Other couples in The Engagements explore the role of compromise in a “happy, healthy” marriage. James, for example, is an emergency medical technician and father of two. A “formerly handsome teenager who failed to live up to his potential,” James loves his wife, Sheila, but is crushed by guilt over the difficulty of making ends meet and his sense that he’s failing himself and his family. For James, marriage and family clearly leave him burdened. But that bond also affords him no small amount of solace from a workaday existence that’s almost unimaginably stressful.

For Delphine, marriage to an older man also offers a solace, in her case from a string of failed love affairs. “She knew he wasn’t going to sweep her off her feet, but that never led anywhere good anyway,” Sullivan writes. “She and Henri were friends, or, more precisely, family. There was such ease between them, but even that disturbed her. When he touched her arm or took her hand, she felt numb.” Delphine’s journey is a study in the frequency and ease with which a battle between self-interest and commitment results in betrayal, but it is also a show of the remarkable strength of love and forgiveness.

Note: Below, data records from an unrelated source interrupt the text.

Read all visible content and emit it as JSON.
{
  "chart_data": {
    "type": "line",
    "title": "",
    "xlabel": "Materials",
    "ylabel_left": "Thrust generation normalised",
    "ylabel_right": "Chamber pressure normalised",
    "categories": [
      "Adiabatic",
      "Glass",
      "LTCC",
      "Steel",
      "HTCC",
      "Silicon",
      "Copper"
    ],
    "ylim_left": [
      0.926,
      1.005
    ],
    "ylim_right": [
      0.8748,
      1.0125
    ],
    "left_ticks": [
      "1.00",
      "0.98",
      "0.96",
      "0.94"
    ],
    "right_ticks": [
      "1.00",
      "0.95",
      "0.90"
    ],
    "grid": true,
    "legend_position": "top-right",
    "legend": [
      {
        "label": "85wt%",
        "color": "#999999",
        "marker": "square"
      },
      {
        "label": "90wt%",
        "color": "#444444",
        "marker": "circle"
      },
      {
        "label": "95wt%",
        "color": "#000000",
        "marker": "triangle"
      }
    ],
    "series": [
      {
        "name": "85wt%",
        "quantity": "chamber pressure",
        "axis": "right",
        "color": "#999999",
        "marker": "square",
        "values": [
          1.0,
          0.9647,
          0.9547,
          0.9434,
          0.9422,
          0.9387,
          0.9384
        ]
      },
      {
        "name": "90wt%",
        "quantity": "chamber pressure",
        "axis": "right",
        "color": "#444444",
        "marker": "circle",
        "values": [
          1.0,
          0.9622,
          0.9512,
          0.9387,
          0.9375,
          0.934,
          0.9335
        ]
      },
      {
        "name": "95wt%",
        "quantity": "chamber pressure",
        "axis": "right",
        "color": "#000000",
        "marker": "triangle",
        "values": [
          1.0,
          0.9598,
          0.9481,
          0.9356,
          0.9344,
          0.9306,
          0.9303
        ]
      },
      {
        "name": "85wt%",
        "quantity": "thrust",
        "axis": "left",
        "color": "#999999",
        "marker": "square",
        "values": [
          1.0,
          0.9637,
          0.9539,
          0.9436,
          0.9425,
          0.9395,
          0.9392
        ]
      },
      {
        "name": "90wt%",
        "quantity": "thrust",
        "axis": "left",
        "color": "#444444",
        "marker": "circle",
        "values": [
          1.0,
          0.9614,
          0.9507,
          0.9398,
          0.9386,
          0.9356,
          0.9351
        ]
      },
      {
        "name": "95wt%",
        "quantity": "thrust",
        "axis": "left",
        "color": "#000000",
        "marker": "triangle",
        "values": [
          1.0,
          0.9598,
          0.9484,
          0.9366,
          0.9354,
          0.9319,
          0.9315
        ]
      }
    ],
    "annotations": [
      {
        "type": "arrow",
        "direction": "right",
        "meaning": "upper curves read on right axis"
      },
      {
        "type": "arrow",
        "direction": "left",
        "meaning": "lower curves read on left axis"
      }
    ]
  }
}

These characters are all richly drawn, each out of step with the world in his or her own way. In their worst moments, they are often all the more endearing as Sullivan shows that the just action isn’t always a matter of choosing among distant poles of right and wrong. And in beautiful counterpoint to the wedding industry’s equation between the worth of a relationship and the value of a piece of jewelry, Sullivan’s book shows us just how little weight, in the end, glittery baubles really carry in a marriage, garnering their only value in the mix of our wants, needs, and actions.

The Engagements leaves the reader with some important, ultimately troubling, questions: do we get married—and do we do wed the way we do—because we truly want to, or because we have been brainwashed to believe it’s what we want? Is matrimony an institution worth buying into? Does it have much at all to do with love—or are we blind to its true status as an outmoded economic arrangement? The novel provides lots of material from which to form a position, but never is it a stern, unequivocal argument itself. It is, like life, like any marriage, much more complicated than that.